AKTÜERYAL FİYATLANDIRMA ÖNEMLİ
Elektrikli araç kullanmanın marjinal etkisinin daha sık görülen MTPL (Motor üçüncü şahıs mali sorumluluk sigortası) iddialarıyla ilişkilendirilebileceğini öne süren kanıtlar artıyor. Buna karşılık, hasarların ciddiyetini değerlendirirken elektrikli araç segmentlerinin daha yüksek veya daha düşük hasar maliyetlerine neden olduğuna dair herhangi bir doğrudan kanıt bulunmuyor. MTPL ile ilgili elektrikli araçların riskini tam olarak ölçmek için daha fazla araştırma yapılması gerekiyor.

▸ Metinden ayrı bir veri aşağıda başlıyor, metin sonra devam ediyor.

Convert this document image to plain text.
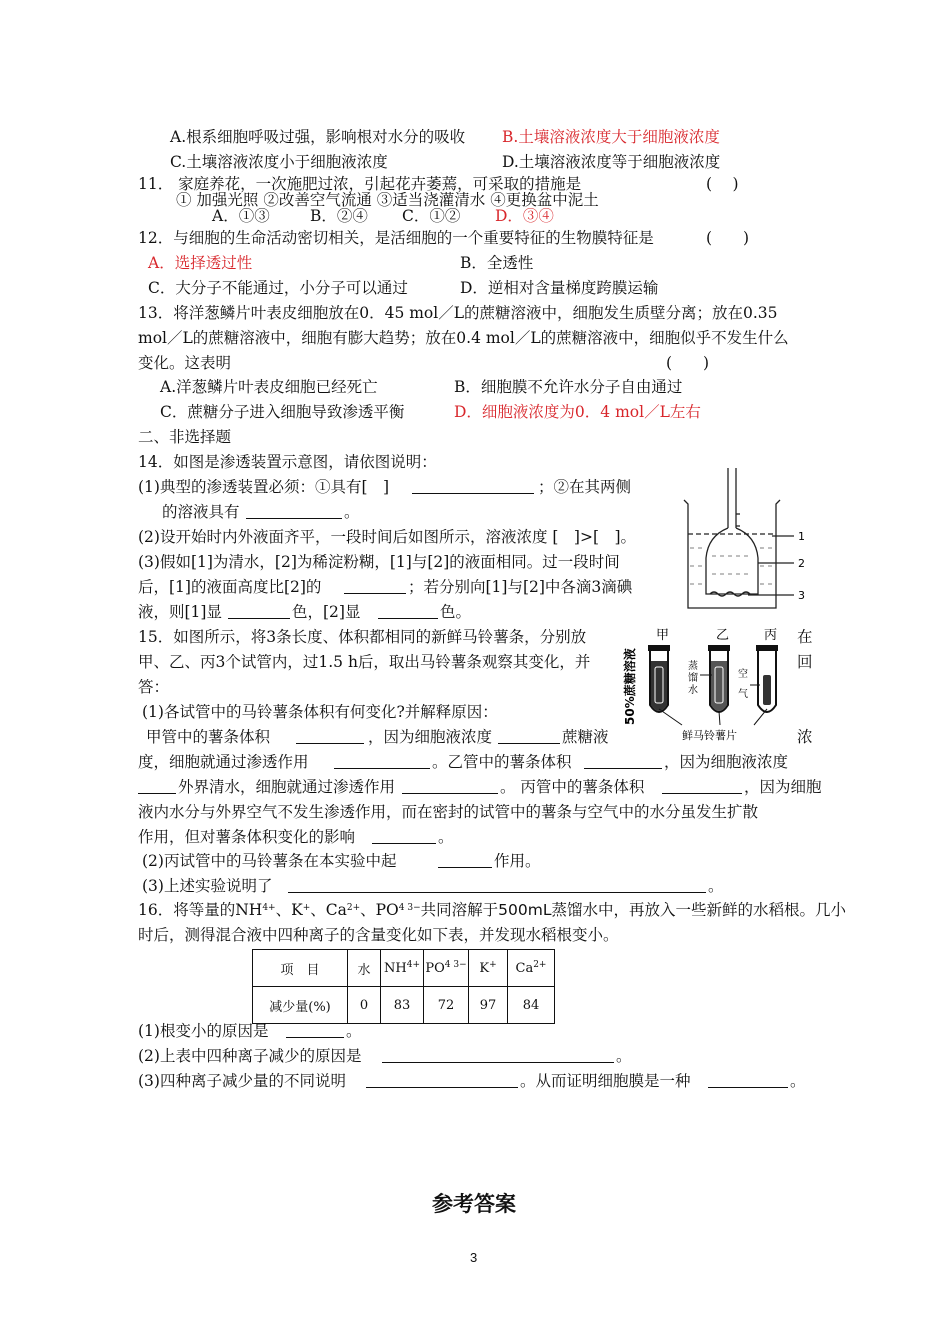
A.根系细胞呼吸过强，影响根对水分的吸收 B.土壤溶液浓度大于细胞液浓度
C.土壤溶液浓度小于细胞液浓度	D.土壤溶液浓度等于细胞液浓度
11． 家庭养花，一次施肥过浓，引起花卉萎蔫，可采取的措施是	(　 )
① 加强光照 ②改善空气流通 ③适当浇灌清水 ④更换盆中泥土
A．①③	B．②④ C．①② D．③④
12．与细胞的生命活动密切相关，是活细胞的一个重要特征的生物膜特征是	(　　)
A．选择透过性	B．全透性
C．大分子不能通过，小分子可以通过	D．逆相对含量梯度跨膜运输
13．将洋葱鳞片叶表皮细胞放在0．45 mol／L的蔗糖溶液中，细胞发生质壁分离；放在0.35
mol／L的蔗糖溶液中，细胞有膨大趋势；放在0.4 mol／L的蔗糖溶液中，细胞似乎不发生什么
变化。这表明	(　　)
A.洋葱鳞片叶表皮细胞已经死亡	B．细胞膜不允许水分子自由通过
C．蔗糖分子进入细胞导致渗透平衡	D．细胞液浓度为0．4 mol／L左右
二、非选择题
14．如图是渗透装置示意图，请依图说明：
(1)典型的渗透装置必须：①具有[　]	；②在其两侧
的溶液具有	。
(2)设开始时内外液面齐平，一段时间后如图所示，溶液浓度 [　]>[　]。
(3)假如[1]为清水，[2]为稀淀粉糊，[1]与[2]的液面相同。过一段时间
后，[1]的液面高度比[2]的	；若分别向[1]与[2]中各滴3滴碘
液，则[1]显	色，[2]显	色。
15．如图所示，将3条长度、体积都相同的新鲜马铃薯条，分别放	在
甲、乙、丙3个试管内，过1.5 h后，取出马铃薯条观察其变化，并	回
答：
(1)各试管中的马铃薯条体积有何变化?并解释原因：
甲管中的薯条体积	，因为细胞液浓度	蔗糖液	浓
度，细胞就通过渗透作用	。乙管中的薯条体积	，因为细胞液浓度
外界清水，细胞就通过渗透作用	。 丙管中的薯条体积	，因为细胞
液内水分与外界空气不发生渗透作用，而在密封的试管中的薯条与空气中的水分虽发生扩散
作用，但对薯条体积变化的影响	。
(2)丙试管中的马铃薯条在本实验中起	作用。
(3)上述实验说明了	。
16．将等量的$NH^{4+}$、K+、$Ca^{2+}$、$PO^{4 3-}$共同溶解于500mL蒸馏水中，再放入一些新鲜的水稻根。几小
时后，测得混合液中四种离子的含量变化如下表，并发现水稻根变小。
项　目	水	$NH^{4+}$	$PO^{4 3-}$	K+	$Ca^{2+}$
减少量(%)	0	83	72	97	84
(1)根变小的原因是	。
(2)上表中四种离子减少的原因是	。
(3)四种离子减少量的不同说明	。从而证明细胞膜是一种	。
1
2
3
甲	乙	丙
50%蔗糖溶液	蒸
馏
水
空
气
鲜马铃薯片
参考答案
3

Motorlu araçların payının zaman içinde sürekli olarak artmasını ve bununla birlikte aktüeryal olarak sağlam fiyatlandırma değerlendirmelerine ihtiyaç duyulması bekleniyor. Mevcut elektrikli araç portföyünden bağımsız olarak, bir elektrikli araç izleme yapısı oluşturmak da dahil olmak üzere mevcut hasar geçmişine veya uzman görüşüne dayalı risk modellemesi yapılabilir.